How is sensitivity measured?

For each ablation the tool compares the new output against the baseline output using a character-level similarity ratio, then reports the shift as one minus that similarity. A larger shift means removing that phrase changed the output more, so the phrase carries more weight.

Is this a rigorous statistical method?

It is a practical, lightweight ablation, not a formal experiment. Because LLMs are stochastic, scores vary run to run, and a single pass is indicative rather than definitive. Run it a few times or lower temperature for steadier signal.

Does my API key get stored or sent anywhere?

No. The key lives only in the page's memory and is sent directly to OpenAI or Anthropic from your browser. It is never logged, stored, or routed through any Gera server.

How many requests will this make?

One baseline call plus one call per ablated phrase. With the default of four ablations that is five requests. Each uses tokens on your own account, so keep prompts modest while testing.

What is the Prompt Sensitivity Analyzer?

Run ablation-style variations of your prompt using your own API key. The tool removes one key phrase at a time, re-runs the prompt, and measures how much each removal shifts the output so you can find the load-bearing words. It runs free in your browser on Gera Tools, with nothing uploaded.

Prompt Sensitivity Analyzer

Name: Prompt Sensitivity Analyzer
Creator: Gera Tools
License: https://creativecommons.org/licenses/by/4.0/

Prompt sensitivity analyzer

Two prompts can look almost identical yet behave completely differently because one word is doing all the work. The classic way to find that word is ablation: remove one piece at a time and see how much the result changes. If deleting a phrase barely moves the output, it is decorative; if the output swings wildly, that phrase is load-bearing and worth protecting. This tool automates the ablation loop against your own model using your own API key.

How it works

First the tool sends your complete prompt and records the baseline output. Then it splits your prompt into candidate phrases — sentences and clauses — and, for each one, sends a version of the prompt with that phrase removed. It compares each ablated output to the baseline with a character-level similarity ratio and reports the shift (one minus similarity) as a percentage. Phrases are ranked so the most influential ones rise to the top. Everything runs client side: your key and prompts go straight to OpenAI or Anthropic, never through a server.

What ablation analysis tells you

Prompt ablation is borrowed from the machine learning research practice of systematically removing components to measure their individual contribution. Applied to prompt engineering, it answers a question that is otherwise very hard to answer: which part of my prompt actually matters?

Long, carefully constructed prompts often carry dead weight — instruction clauses added defensively, elaborations that felt important when writing but turn out to have no effect on the output, or constraints that the model already follows without being told. Ablation surfaces these so you can trim them.

Conversely, ablation also reveals fragile dependencies: a phrase that looks like optional context turns out to be the anchor that keeps the rest of the prompt coherent. Removing it collapses the output even though nothing about the phrase looks critical.

How to read the shift scores

The shift score for each phrase is the decrease in similarity between the baseline output and the ablated output. A shift of near 0% means removing that phrase had virtually no effect — the phrase is probably safe to cut. A shift above roughly 30–40% means the output changed substantially — that phrase is doing significant work.

Shift scores are relative and contextual, not absolute thresholds. A 50% shift on a short factual task (where a small change flips the answer completely) means something different than a 50% shift on a long narrative task (where the model rewrote one paragraph). Always read the actual outputs alongside the scores.

Example scenario

Suppose you have a system prompt for a customer support bot with these clauses:

“You are a helpful support agent for Acme Inc.”
“Always respond in English.”
“Do not discuss competitor products.”
“Reply in a friendly, professional tone.”
“If you do not know the answer, say so and offer to escalate.”

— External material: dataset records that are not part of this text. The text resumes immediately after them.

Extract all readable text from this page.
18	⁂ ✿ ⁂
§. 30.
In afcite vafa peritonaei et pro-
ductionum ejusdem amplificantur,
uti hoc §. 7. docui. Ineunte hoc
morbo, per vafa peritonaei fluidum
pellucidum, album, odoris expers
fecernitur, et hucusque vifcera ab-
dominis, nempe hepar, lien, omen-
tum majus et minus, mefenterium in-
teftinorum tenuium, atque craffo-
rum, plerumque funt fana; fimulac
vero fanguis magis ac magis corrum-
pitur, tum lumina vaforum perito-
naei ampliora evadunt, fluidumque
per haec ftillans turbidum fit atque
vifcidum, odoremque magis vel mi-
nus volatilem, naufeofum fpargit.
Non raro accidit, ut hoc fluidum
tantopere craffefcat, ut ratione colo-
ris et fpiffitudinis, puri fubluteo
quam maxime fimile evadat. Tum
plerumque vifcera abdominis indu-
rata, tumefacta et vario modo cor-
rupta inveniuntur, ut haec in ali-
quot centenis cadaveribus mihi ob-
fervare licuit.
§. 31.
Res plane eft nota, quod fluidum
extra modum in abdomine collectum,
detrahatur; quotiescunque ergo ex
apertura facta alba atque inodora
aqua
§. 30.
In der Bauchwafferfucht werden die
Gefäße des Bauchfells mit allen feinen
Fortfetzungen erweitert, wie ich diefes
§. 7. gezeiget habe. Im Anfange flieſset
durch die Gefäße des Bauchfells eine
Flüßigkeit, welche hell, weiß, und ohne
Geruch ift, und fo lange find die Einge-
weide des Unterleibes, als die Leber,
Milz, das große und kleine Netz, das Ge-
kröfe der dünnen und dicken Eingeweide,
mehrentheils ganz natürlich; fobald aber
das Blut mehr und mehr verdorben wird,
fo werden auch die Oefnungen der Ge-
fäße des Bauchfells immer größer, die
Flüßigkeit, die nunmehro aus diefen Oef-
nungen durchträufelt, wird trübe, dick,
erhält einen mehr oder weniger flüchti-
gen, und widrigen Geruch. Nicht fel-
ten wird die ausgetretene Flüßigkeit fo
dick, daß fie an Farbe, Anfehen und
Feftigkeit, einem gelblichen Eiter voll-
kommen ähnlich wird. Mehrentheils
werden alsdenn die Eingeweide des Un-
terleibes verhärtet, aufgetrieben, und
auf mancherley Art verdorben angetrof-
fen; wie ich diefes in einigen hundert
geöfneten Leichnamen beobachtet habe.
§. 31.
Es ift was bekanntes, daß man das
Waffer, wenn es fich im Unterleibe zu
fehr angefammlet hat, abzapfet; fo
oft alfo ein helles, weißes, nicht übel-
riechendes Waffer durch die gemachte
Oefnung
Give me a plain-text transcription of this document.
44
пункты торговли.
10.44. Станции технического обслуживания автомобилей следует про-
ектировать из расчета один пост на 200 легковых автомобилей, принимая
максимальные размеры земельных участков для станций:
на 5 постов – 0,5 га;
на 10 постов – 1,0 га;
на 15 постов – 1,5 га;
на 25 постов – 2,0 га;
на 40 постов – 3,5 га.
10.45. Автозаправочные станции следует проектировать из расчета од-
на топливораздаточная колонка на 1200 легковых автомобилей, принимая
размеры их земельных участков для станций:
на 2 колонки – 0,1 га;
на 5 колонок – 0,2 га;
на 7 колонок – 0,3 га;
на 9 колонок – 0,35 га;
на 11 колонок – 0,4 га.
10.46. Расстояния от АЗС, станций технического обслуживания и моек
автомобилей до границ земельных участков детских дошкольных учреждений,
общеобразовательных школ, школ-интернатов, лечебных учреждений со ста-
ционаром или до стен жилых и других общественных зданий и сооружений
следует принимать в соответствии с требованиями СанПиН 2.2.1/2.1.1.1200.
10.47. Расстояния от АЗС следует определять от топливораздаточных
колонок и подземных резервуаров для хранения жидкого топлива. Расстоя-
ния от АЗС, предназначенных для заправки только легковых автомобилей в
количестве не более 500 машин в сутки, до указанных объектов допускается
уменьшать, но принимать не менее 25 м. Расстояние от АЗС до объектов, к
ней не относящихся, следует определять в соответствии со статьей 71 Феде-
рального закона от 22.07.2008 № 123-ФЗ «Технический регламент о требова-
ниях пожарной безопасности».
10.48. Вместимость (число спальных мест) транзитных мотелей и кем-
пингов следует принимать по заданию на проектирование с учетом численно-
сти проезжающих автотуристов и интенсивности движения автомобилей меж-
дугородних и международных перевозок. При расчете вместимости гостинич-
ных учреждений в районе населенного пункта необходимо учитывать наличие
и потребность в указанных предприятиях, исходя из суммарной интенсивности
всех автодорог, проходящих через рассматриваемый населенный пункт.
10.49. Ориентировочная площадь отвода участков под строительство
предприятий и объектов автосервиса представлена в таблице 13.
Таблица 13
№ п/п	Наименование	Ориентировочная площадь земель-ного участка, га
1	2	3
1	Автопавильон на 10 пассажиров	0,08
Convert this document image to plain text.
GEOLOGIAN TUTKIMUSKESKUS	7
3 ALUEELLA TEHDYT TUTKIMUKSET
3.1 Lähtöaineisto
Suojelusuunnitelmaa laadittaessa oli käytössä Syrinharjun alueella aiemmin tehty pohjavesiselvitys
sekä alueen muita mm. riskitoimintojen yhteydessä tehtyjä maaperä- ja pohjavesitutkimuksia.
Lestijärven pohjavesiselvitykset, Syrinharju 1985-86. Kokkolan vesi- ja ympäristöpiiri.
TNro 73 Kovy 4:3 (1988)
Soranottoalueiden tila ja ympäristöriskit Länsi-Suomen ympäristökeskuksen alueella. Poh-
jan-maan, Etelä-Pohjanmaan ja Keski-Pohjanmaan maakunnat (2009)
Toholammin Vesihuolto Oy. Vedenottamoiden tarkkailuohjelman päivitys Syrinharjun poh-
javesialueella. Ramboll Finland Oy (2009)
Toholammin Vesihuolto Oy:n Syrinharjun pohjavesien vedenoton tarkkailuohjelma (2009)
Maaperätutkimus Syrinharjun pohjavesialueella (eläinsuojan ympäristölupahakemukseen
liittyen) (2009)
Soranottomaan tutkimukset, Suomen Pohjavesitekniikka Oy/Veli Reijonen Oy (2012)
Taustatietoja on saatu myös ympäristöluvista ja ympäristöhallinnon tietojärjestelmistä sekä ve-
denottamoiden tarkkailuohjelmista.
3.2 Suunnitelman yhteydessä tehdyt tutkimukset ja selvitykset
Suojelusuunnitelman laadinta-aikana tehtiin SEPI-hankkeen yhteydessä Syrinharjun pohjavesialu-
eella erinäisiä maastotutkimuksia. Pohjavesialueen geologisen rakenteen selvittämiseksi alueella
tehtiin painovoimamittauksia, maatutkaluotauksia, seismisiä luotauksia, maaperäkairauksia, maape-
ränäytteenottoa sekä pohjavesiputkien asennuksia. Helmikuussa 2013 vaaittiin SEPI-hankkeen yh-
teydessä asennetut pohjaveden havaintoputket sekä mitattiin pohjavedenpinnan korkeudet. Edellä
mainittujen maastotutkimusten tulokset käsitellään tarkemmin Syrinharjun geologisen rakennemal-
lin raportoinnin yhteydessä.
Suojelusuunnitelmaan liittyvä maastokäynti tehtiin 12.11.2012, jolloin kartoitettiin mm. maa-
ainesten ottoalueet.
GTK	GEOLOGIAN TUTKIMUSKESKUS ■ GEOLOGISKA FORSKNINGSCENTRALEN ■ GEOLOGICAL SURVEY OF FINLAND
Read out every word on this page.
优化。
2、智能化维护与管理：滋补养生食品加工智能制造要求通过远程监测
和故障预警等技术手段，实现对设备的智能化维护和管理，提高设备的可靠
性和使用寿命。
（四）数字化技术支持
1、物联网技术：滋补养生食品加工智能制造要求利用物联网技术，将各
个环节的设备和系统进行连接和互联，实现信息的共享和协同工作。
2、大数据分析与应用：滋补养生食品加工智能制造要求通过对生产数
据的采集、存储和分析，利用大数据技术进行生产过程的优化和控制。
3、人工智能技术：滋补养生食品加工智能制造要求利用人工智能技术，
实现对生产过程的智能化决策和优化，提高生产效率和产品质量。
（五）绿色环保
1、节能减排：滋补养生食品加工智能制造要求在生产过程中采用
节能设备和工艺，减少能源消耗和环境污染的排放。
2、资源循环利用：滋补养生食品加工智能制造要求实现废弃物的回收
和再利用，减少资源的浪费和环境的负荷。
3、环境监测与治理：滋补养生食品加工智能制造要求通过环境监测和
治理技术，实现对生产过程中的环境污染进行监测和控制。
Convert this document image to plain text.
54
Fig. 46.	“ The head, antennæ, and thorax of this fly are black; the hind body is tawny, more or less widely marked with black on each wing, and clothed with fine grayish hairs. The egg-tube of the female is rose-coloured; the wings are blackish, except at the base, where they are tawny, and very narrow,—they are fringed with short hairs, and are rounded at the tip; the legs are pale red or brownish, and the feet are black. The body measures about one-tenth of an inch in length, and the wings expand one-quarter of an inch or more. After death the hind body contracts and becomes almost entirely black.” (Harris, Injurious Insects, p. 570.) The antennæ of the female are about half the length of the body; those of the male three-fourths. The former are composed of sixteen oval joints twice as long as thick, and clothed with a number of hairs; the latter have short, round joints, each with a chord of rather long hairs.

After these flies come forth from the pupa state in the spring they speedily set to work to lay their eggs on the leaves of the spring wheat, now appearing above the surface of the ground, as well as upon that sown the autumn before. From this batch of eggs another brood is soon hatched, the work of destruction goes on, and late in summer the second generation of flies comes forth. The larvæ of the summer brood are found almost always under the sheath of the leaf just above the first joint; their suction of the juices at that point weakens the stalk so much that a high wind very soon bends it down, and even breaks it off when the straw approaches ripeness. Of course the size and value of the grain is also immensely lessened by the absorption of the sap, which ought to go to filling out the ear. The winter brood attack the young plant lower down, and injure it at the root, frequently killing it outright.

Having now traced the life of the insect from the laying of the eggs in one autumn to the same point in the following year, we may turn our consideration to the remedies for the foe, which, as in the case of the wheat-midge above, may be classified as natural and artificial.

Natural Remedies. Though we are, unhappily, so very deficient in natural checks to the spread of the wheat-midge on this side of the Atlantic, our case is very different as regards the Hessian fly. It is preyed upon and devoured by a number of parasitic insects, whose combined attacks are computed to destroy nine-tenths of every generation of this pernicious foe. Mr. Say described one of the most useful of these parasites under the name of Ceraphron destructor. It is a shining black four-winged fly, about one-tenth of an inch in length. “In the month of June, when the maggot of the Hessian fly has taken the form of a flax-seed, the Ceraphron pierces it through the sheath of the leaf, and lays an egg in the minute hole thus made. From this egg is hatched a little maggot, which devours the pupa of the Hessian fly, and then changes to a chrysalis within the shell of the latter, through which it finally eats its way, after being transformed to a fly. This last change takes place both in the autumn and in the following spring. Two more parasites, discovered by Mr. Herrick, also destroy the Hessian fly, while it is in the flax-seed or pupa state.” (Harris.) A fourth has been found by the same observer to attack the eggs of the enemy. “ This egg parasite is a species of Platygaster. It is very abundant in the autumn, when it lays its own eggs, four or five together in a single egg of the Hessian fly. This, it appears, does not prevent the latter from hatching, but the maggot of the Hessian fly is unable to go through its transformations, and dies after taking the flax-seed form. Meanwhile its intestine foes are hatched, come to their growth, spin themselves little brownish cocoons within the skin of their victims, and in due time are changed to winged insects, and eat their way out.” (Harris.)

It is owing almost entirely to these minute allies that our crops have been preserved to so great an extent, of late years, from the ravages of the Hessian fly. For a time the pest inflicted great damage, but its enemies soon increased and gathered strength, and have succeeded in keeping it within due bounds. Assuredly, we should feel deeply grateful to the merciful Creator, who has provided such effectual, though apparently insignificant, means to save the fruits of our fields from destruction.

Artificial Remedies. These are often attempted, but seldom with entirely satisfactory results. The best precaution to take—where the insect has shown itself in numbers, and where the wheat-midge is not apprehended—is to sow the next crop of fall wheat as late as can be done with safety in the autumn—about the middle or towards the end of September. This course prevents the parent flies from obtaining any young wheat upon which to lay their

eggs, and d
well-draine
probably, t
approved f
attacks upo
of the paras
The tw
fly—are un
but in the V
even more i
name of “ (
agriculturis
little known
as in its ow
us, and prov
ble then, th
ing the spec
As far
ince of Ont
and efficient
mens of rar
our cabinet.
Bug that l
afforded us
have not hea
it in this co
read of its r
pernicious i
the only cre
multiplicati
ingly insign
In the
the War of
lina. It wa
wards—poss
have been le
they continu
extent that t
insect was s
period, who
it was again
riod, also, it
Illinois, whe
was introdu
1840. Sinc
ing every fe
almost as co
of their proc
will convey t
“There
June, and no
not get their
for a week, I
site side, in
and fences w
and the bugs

Running the ablation might show:

Clause 1: high shift (the role definition anchors everything)
Clause 2: low shift if all test inputs are in English already
Clause 3: high shift only when test inputs mention competitors
Clause 4: low shift if the baseline tone is already appropriate
Clause 5: moderate shift, depending on the test questions used

This tells you clause 1 and 3 are load-bearing; clauses 2 and 4 may be safely cut if your users only write in English and the model’s default tone is already appropriate.

Tips and notes

Lower the temperature first. LLMs are stochastic, so a high temperature adds noise that masks the real effect of an ablation. Steadier output makes the sensitivity scores more trustworthy.
Run it more than once. A single pass is indicative. If a phrase scores high across several runs, you can be confident it is genuinely load-bearing.
Watch your token spend. The tool fires one request per phrase plus a baseline, all on your account. Keep test prompts short while you learn the pattern.
Act on the findings. Tighten or pin the high-shift phrases, and consider trimming the near-zero ones — they are adding length and cost without changing behavior.